This defense requires more work — a plenary action, not just a motion to vacate — but it doesn't just kill the COJ. It kills the entire debt.

88. Fraud, Duress, or Misrepresentation

If the funder lied to you about the terms. If they buried the COJ clause in fine print and told you it was "standard paperwork." If they pressured you into signing under duress — your business was about to fold, they knew it, and they exploited that desperation. If they submitted false information to the court in the affidavit supporting the COJ.

Any of that is a ground for vacatur under CPLR § 5015(a)(3), which allows courts to set aside a judgment based on fraud, misrepresentation, or other misconduct.

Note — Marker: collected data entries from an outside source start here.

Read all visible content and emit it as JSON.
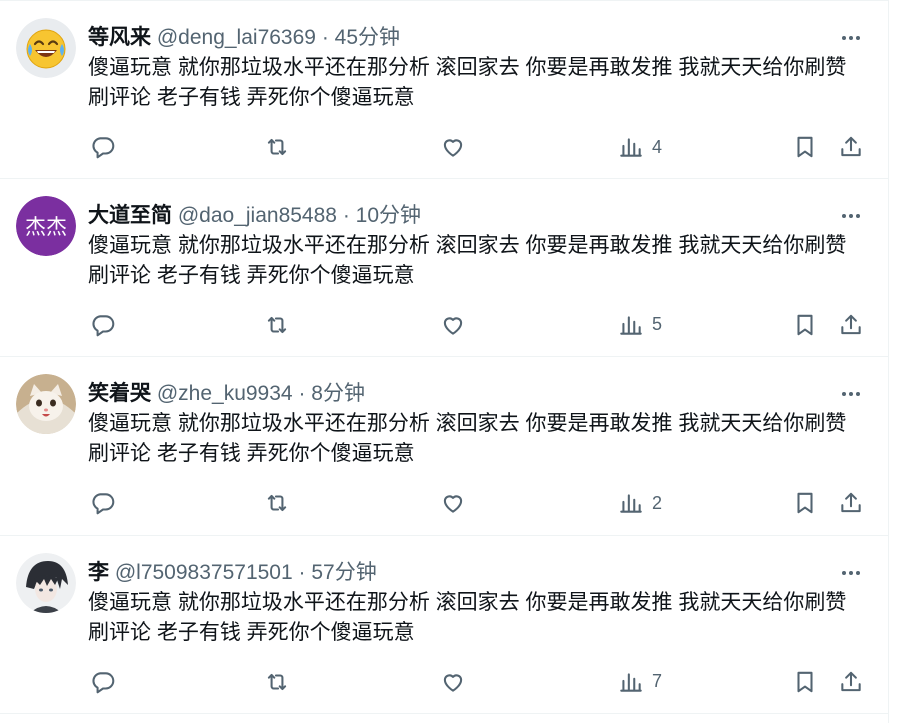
{
  "tweets": [
    {
      "name": "等风来",
      "handle": "@deng_lai76369",
      "separator": "·",
      "time": "45分钟",
      "text": "傻逼玩意 就你那垃圾水平还在那分析 滚回家去 你要是再敢发推 我就天天给你刷赞 刷评论 老子有钱 弄死你个傻逼玩意",
      "views": "4",
      "avatar": "laughing-emoji"
    },
    {
      "name": "大道至简",
      "handle": "@dao_jian85488",
      "separator": "·",
      "time": "10分钟",
      "text": "傻逼玩意 就你那垃圾水平还在那分析 滚回家去 你要是再敢发推 我就天天给你刷赞 刷评论 老子有钱 弄死你个傻逼玩意",
      "views": "5",
      "avatar": "text-avatar",
      "avatar_text": "杰杰",
      "avatar_color": "#7b2fa0"
    },
    {
      "name": "笑着哭",
      "handle": "@zhe_ku9934",
      "separator": "·",
      "time": "8分钟",
      "text": "傻逼玩意 就你那垃圾水平还在那分析 滚回家去 你要是再敢发推 我就天天给你刷赞 刷评论 老子有钱 弄死你个傻逼玩意",
      "views": "2",
      "avatar": "cat-photo"
    },
    {
      "name": "李",
      "handle": "@l7509837571501",
      "separator": "·",
      "time": "57分钟",
      "text": "傻逼玩意 就你那垃圾水平还在那分析 滚回家去 你要是再敢发推 我就天天给你刷赞 刷评论 老子有钱 弄死你个傻逼玩意",
      "views": "7",
      "avatar": "anime-character"
    }
  ],
  "icons": {
    "more": "more-horizontal-icon",
    "reply": "reply-icon",
    "retweet": "retweet-icon",
    "like": "heart-icon",
    "views": "views-chart-icon",
    "bookmark": "bookmark-icon",
    "share": "share-icon"
  },
  "colors": {
    "text": "#0f1419",
    "secondary": "#536471",
    "border": "#eff3f4"
  }
}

This is also a plenary action, not a simple motion. You're essentially saying the funder committed fraud in obtaining the judgment, which is a heavier lift than pointing out a procedural defect. But when the facts support it, courts take it seriously.

Some funders made borrowers sign confessions of judgment without explaining what they were. Some funders had their own employees notarize the document (which creates obvious conflicts). Some funders fabricated default triggers to justify filing the COJ early. All of that is fair game.

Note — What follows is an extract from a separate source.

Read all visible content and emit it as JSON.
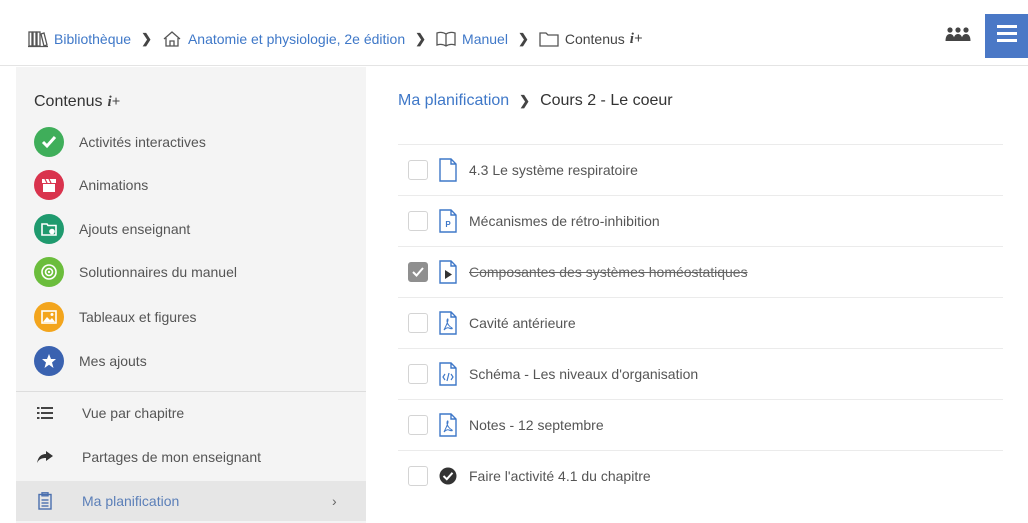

9How Fast Do You Need to Move?

Fast. Faster than you think.

In many jurisdictions you have 30 days to file a motion to vacate. Miss that window and your options shrink dramatically. Some of these grounds (like jurisdictional and procedural defects) can be raised through a straightforward motion under CPLR § 5015. Others (like usury and fraud) require a separate plenary action, which takes longer but isn't subject to the same tight deadline.

The point is this: every day you wait gives the funder more time to freeze your accounts, intercept your receivables, and choke your cash flow. The defenses exist. They're real. Courts vacate confessions of judgment regularly. But they don't vacate themselves.

If a COJ has been filed against you, get an attorney who knows CPLR § 3218 inside and out. Not a generalist. Not someone who "also handles" MCA cases. Someone who does this specifically, who has seen the template errors, who knows which courts are receptive to which arguments, and who can file an emergency order to show cause within 24 to 48 hours to get your accounts unfrozen while the vacatur motion proceeds.

The funder moved fast against you. You need to move faster.